The small, tidy saloon Casey remembers going to with the Wild Gang is much the same now as it was when she last stayed. Even Duke, the owner, is the same ill-tempered (now an impressively aged septuagenarian) who was running the saloon nearly seven years ago when she last visited.
Casey and Anita tied up their horses on the rail out front, ate an excellent mutton stew (which both Casey and Anita were quite convinced contained a highly salty meat not even cousins with mutton), and talked for a long time with Duke about the best route and terrain of the surrounding area.

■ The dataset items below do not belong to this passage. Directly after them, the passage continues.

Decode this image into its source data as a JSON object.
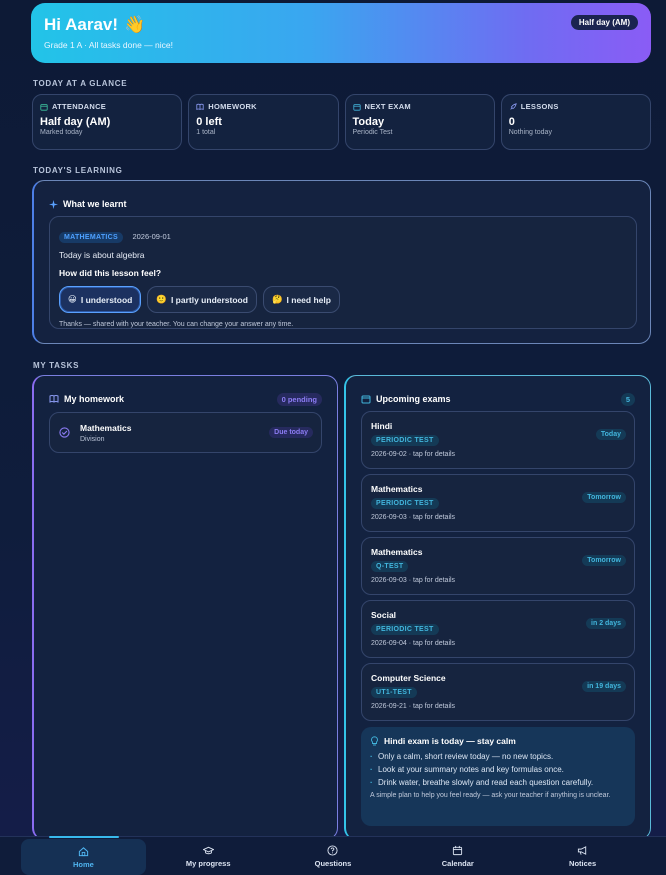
{
  "hero": {
    "greeting": "Hi Aarav!",
    "wave": "👋",
    "subtitle": "Grade 1 A · All tasks done — nice!",
    "status_pill": "Half day (AM)"
  },
  "sections": {
    "glance": "TODAY AT A GLANCE",
    "learning": "TODAY'S LEARNING",
    "tasks": "MY TASKS"
  },
  "glance": [
    {
      "label": "ATTENDANCE",
      "value": "Half day (AM)",
      "sub": "Marked today",
      "icon": "calendar-icon"
    },
    {
      "label": "HOMEWORK",
      "value": "0 left",
      "sub": "1 total",
      "icon": "book-icon"
    },
    {
      "label": "NEXT EXAM",
      "value": "Today",
      "sub": "Periodic Test",
      "icon": "calendar-icon"
    },
    {
      "label": "LESSONS",
      "value": "0",
      "sub": "Nothing today",
      "icon": "rocket-icon"
    }
  ],
  "learning": {
    "title": "What we learnt",
    "subject": "MATHEMATICS",
    "date": "2026-09-01",
    "topic": "Today is about algebra",
    "question": "How did this lesson feel?",
    "options": [
      {
        "emoji": "😀",
        "label": "I understood"
      },
      {
        "emoji": "🙂",
        "label": "I partly understood"
      },
      {
        "emoji": "🤔",
        "label": "I need help"
      }
    ],
    "note": "Thanks — shared with your teacher. You can change your answer any time."
  },
  "homework": {
    "title": "My homework",
    "count": "0 pending",
    "items": [
      {
        "subject": "Mathematics",
        "desc": "Division",
        "due": "Due today"
      }
    ]
  },
  "exams": {
    "title": "Upcoming exams",
    "count": "5",
    "items": [
      {
        "subject": "Hindi",
        "type": "PERIODIC TEST",
        "meta": "2026-09-02 · tap for details",
        "when": "Today"
      },
      {
        "subject": "Mathematics",
        "type": "PERIODIC TEST",
        "meta": "2026-09-03 · tap for details",
        "when": "Tomorrow"
      },
      {
        "subject": "Mathematics",
        "type": "Q-TEST",
        "meta": "2026-09-03 · tap for details",
        "when": "Tomorrow"
      },
      {
        "subject": "Social",
        "type": "PERIODIC TEST",
        "meta": "2026-09-04 · tap for details",
        "when": "in 2 days"
      },
      {
        "subject": "Computer Science",
        "type": "UT1-TEST",
        "meta": "2026-09-21 · tap for details",
        "when": "in 19 days"
      }
    ],
    "tip": {
      "title": "Hindi exam is today — stay calm",
      "points": [
        "Only a calm, short review today — no new topics.",
        "Look at your summary notes and key formulas once.",
        "Drink water, breathe slowly and read each question carefully."
      ],
      "note": "A simple plan to help you feel ready — ask your teacher if anything is unclear."
    }
  },
  "nav": [
    {
      "label": "Home",
      "icon": "home-icon"
    },
    {
      "label": "My progress",
      "icon": "graduation-cap-icon"
    },
    {
      "label": "Questions",
      "icon": "question-icon"
    },
    {
      "label": "Calendar",
      "icon": "calendar-icon"
    },
    {
      "label": "Notices",
      "icon": "megaphone-icon"
    }
  ],
  "colors": {
    "accent": "#38b9ec",
    "violet": "#8c7cf4",
    "background": "#0d1a36"
  }
}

Duke, a retired coach fencer himself, was able to give them a list of names who would be more than willing to take their trophy off of their hands and would pay handsomely for it. By the end of the night, Casey and Anita feel they are so full of advice and knowledge of the area that they are more stumbling up the staircase to their room on the second floor of the saloon than walking.
The room is small but well-equipped with a mirror, candlesticks, and a wash basin. A single, very small bed stands in the corner of the room. Casey takes her duster, hat, and holsters off, piling them on the floor in a corner of the room. She tosses a bedroll on the floor and flops down on it, kicking her boots off almost as an afterthought. She lays sprawled out on the bedroll, sleep already taking fast hold of her limbs.
Anita stands over her, head tipped slightly to the side.
"You can have the bed, you know. I'll be just fine on the floor. You look like you could use a good night's rest and I should probably get used to sleeping in a bedroll."
Casey's head feels leaden and her vision is already swimming with sleep, but a handful of pokey, sluggish words manage to plod out of her mouth.
"Nno…'ssalrightt…I'm comfortable heereee…."
Anita just smiles and shakes her head.
"Alright then. Goodnight Casey."
"Gnighhhttt…"
Anita stoops and kisses Casey lightly on the cheek where her scar runs its widest sprint across her face. …She always says it's ugly but I don't think so…
Casey only manages to brush the side of Anita's own, unscarred, cheek gently with her hand before sleep arrests her remaining consciousness under the thick veil of night.
Anita holds her hand for a moment before placing it gently on her slowly rocking, sleeping chest. She stands up, and walks over to the mirror unknotting her bun and letting her hair fall loose. She slips out of her dress and climbs under the worn but clean sheets in her underclothes.
The sheets remind her of her bed back in San Dimas. This saloon reminds her quite a lot of her own, and she wonders faintly if some part of Casey thought she was walking into this very St. Louis saloon when she was, in fact, stumbling into Anita's.
Anita looks down at the sleeping form of Casey Long, and she shakes her head wondering not for the first, nor the last time, if it's all just a dream.
She falls asleep listening to Casey's gentle breathing and quiet snores.